<355>BARDUS.

Est-il possible de déraisonner à ce point? Ne vous apercevez-vous pas que notre État et le monde en général n'est si mal gouverné que parce que tous ceux qui se mêlent de politique sont des ignorants qui ne savent ni Euclide, ni l'algèbre, et qui n'ont étudié ni le principe de contradiction, ni le corollaire de la raison suffisante?

ARGAN.

Mon cher Bardus, votre grande science vous fait extravaguer.

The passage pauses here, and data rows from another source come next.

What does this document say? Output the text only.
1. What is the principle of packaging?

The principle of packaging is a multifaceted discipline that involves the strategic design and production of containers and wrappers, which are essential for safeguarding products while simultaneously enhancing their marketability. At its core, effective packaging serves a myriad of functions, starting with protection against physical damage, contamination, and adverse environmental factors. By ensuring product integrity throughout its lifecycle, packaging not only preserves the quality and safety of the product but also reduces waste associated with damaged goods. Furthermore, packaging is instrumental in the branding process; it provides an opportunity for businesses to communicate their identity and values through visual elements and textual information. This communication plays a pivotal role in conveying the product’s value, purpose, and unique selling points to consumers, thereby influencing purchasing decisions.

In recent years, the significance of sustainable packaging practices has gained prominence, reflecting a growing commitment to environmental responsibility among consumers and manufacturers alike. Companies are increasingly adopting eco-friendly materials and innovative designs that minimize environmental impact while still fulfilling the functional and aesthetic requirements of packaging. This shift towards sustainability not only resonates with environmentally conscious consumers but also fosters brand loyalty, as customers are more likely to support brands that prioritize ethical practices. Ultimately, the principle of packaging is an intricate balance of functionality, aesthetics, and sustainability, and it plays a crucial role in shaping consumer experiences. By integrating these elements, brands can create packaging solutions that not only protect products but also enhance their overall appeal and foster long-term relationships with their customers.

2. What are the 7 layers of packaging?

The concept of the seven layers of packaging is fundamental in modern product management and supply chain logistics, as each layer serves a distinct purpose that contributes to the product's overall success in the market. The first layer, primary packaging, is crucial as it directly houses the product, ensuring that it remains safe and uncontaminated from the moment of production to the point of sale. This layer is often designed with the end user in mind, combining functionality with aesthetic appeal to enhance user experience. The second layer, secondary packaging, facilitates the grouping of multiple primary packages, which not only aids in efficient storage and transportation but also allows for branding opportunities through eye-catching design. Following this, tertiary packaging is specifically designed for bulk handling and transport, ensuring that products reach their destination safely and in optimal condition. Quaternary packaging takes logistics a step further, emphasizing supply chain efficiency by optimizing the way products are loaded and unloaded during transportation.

Y pensez-vous bien? gouverner l'État par l'algèbre! Nous demandons à ceux qui doivent nous conduire de la prudence, de la sagesse, de la pénétration et surtout de l'équité; que le souverain et ceux qui le conseillent, ayant un sincère attachement à la patrie, connaissent ses maux, en y remédiant; que, fuyant également l'ambition et la faiblesse, ils maintiennent les peuples en paix, sans souffrir que la témérité des voisins avilisse la majesté de l'État; que, renonçant à toute partialité, ils récompensent la vertu et punissent le vice sans égard à la personne; et qu'enfin leur bonté soit toujours une dernière ressource pour ces malheureux que la nature et la fortune semblent persécuter à la fois. Faut-il de l'algèbre pour gouverner ou pour conseiller de la sorte?

BARDUS.

Oui, il en faut; car les équations algébriques sont les seuls chemins qui nous font voyager au pays de la vérité, où les conséquences nous servent de stations pour nous conduire. Elles rendent l'esprit exact, et empêchent ceux qui connaissent cette science toute divine de ne jamais s'égarer. Vous feriez bien de mettre aussi votre fille à l'algèbre.

ARGAN.

Vous désirez que je destine Julie au jeune Bilvesée; mais je ne vois pas qu'ils aient besoin d'algèbre pour engendrer.